Stream API

Most Important APIs for stream, Please refer Stream Manager for list of all Stream APIs, here we will discuss the most important ones when it comes to ingesting and scanning/retrieving the data.

Overall, following few Stream APIs are most critical and most of the time we will be dealing with these at run time for data processing.

public String put(long schemaid, long streamid, String doc)
public ResultSet scanDoc(long schemaid, long streamid, ResultSet prev_rs, long k1, long k2, String idx_filter_json, ScanFilter sf)
public ResultSet scanProcDoc(long schemaid, long streamid, String query_json, ResultSet prev_rs, ScanFilter sf)
public long count(long schemaid, long streamid)
public long getGpbyId(long schemaid, long streamid, String gpby_attr_list)

And few important info are as follows:

enum BANGDB_STREAM_TYPE {
    BANGDB_STREAM_TYPE_NORMAL = 1, // defined in the schema 
    BANGDB_STREAM_TYPE_FILTER, // defined in the schema
    BANGDB_STREAM_TYPE_JOINED, // defined in the schema 
    BANGDB_STREAM_TYPE_ENTITY, // defined in the schema 
    BANGDB_STREAM_TYPE_GPBY, // not explicitly defined in the schema 
    BANGDB_STREAM_TYPE_AGGR, // not explicitly defined in the schema 
    BANGDB_STREAM_TYPE_INVALID
};

Ingesting data

To ingest data into the BangDB, we call put() function. It is very simple and all processing as defined in the schema is abstracted behind this API. Ingestion always happens for normal stream or the main stream as shown above in the enum.

Therefore, when we call this API, we ensure that every single computations will take place and only then it will return. Typically, for a single event put, there could be on an average several dozens of processing that may happen before the call returns, starting from computing new attributes, to referring to other existing attributes, groupbys, filter, join, entity computation, complex event processing, notification and few other necessary ones. Hence it is highly critical that the API is super efficient and highly performant. Here is how the API is called.

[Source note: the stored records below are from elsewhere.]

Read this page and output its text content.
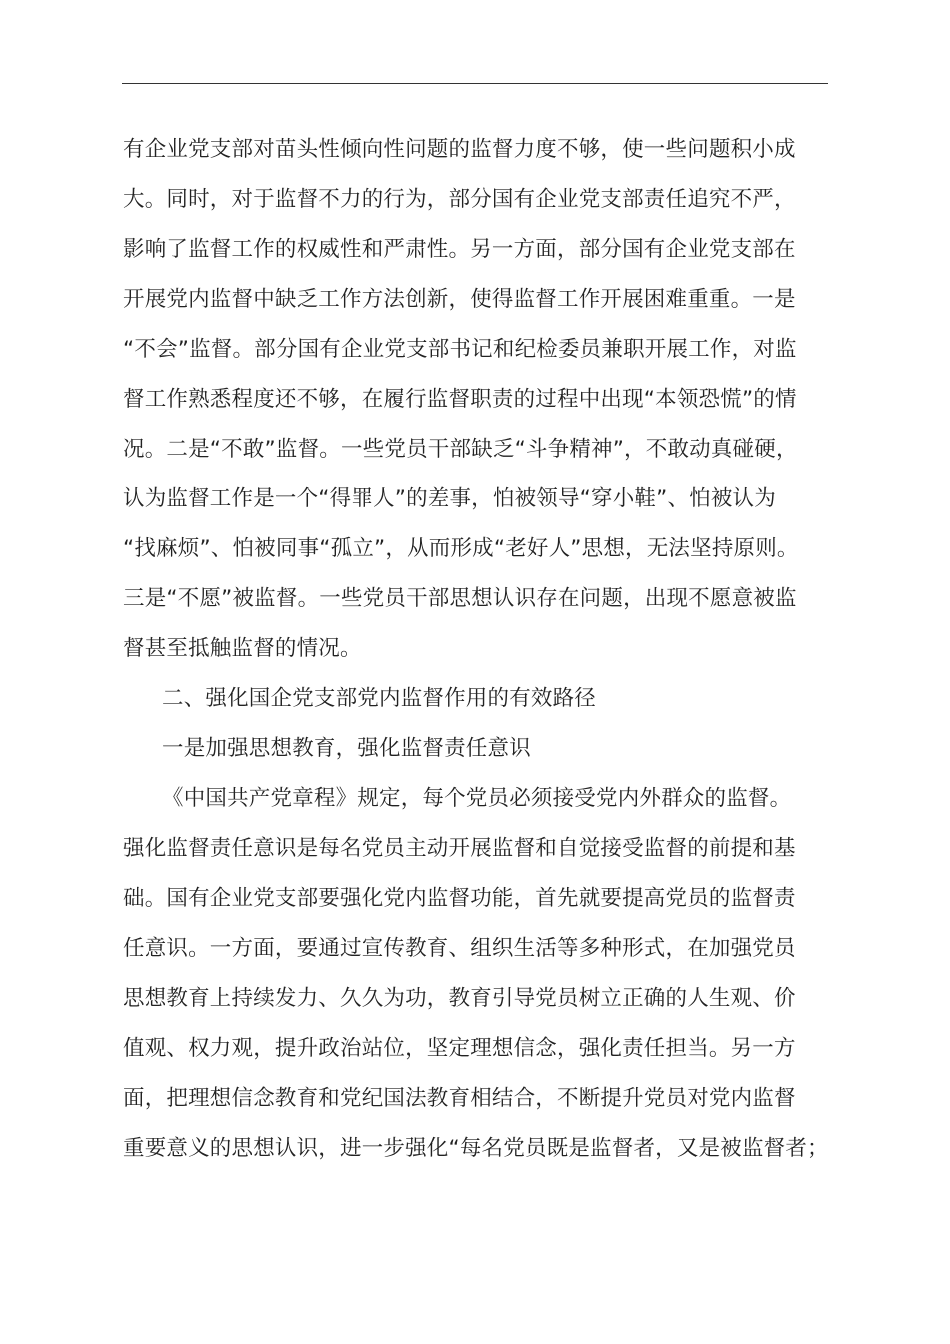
有企业党支部对苗头性倾向性问题的监督力度不够，使一些问题积小成
大。同时，对于监督不力的行为，部分国有企业党支部责任追究不严，
影响了监督工作的权威性和严肃性。另一方面，部分国有企业党支部在
开展党内监督中缺乏工作方法创新，使得监督工作开展困难重重。一是
“不会”监督。部分国有企业党支部书记和纪检委员兼职开展工作，对监
督工作熟悉程度还不够，在履行监督职责的过程中出现“本领恐慌”的情
况。二是“不敢”监督。一些党员干部缺乏“斗争精神”，不敢动真碰硬，
认为监督工作是一个“得罪人”的差事，怕被领导“穿小鞋”、怕被认为
“找麻烦”、怕被同事“孤立”，从而形成“老好人”思想，无法坚持原则。
三是“不愿”被监督。一些党员干部思想认识存在问题，出现不愿意被监
督甚至抵触监督的情况。
二、强化国企党支部党内监督作用的有效路径
一是加强思想教育，强化监督责任意识
《中国共产党章程》规定，每个党员必须接受党内外群众的监督。
强化监督责任意识是每名党员主动开展监督和自觉接受监督的前提和基
础。国有企业党支部要强化党内监督功能，首先就要提高党员的监督责
任意识。一方面，要通过宣传教育、组织生活等多种形式，在加强党员
思想教育上持续发力、久久为功，教育引导党员树立正确的人生观、价
值观、权力观，提升政治站位，坚定理想信念，强化责任担当。另一方
面，把理想信念教育和党纪国法教育相结合，不断提升党员对党内监督
重要意义的思想认识，进一步强化“每名党员既是监督者，又是被监督者；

public String put(long schemaid, long streamid, String doc)

Scanning data from main stream

Scanning data means retrieving data from streams. The stream could be normal or other derived ones. BANGDB_STREAM_TYPE_NORMAL enum defines the normal stream and all events/data is ingested into this stream only. But we can scan data from normal and all other derived streams as well.

Also, filter, joined, referral stream, could also be scanned using this method.

public ResultSet scanDoc(long schemaid, long streamid, ResultSet prev_rs, long k1, long k2, String idx_filter_json, ScanFilter sf)

Scanning data from derived streams

We have to bother about only 3 stream types here, namely

To scan data from these streams, we use following API.

public ResultSet scanProcDoc(long schemaid, long streamid, String query_json, ResultSet prev_rs, ScanFilter sf)

schemaid : schema id for the schema to which the stream belongs.

streamid : This is for the main / normal stream id. Since the aggregate, entity and groupby streams are abstracted hence we use the stream id of the stream to which these belong.

query_json : quer_json has following basic structure, but it's different for different stream types:

{"proc-type": 5, "gpby-attrid": 123, "from_ts":123456, "to_ts": 234567, "skey": "*:a1:b1", "ekey": "*:a1:b7","rollup":0}

proc-type -> indicates what kind of derived stream, 5 means
gpby gpby-attrid -> id of the groupby.

User may call following function to get that

public String getGpbyName(long schemaid, long streamid, String gpby_attr_list)

Here gpby_attr_list has following structure:

{"attrs":["a1", "b2", "c3"], "gpby-val":"x", "gpby-name":"a1_b2_c3", "gpby-attrid":123}

Here, user may just provide attrs and gpby-val and it will return gpby-attrid OR simply provide the gpby-name if that's there. Mostly user may call this function with following gpby_attr_list to get the gpby-attid.

{"attrs":["a1", "b2", "c3"], "gpby-val":"x"}

for aggregate

{"proc-type": 6,"attrs":["a"], "from_ts":sk_ts, "to_ts":ek_ts, "rollup":1}

Very similar to the gpby, except that attrs[] contains the attribute name for which the scan is being done for entity:

{"proc-type": 4, "skey:"sk", "ekey":"ek", "enty-stream-id":1234}

Here there is no from_ts and to_ts as entity stream is not based on timestamp as it's primary key. It is also not a sliding window based table or stream. The enty-stream-id is nothing but the stream id for the entity stream.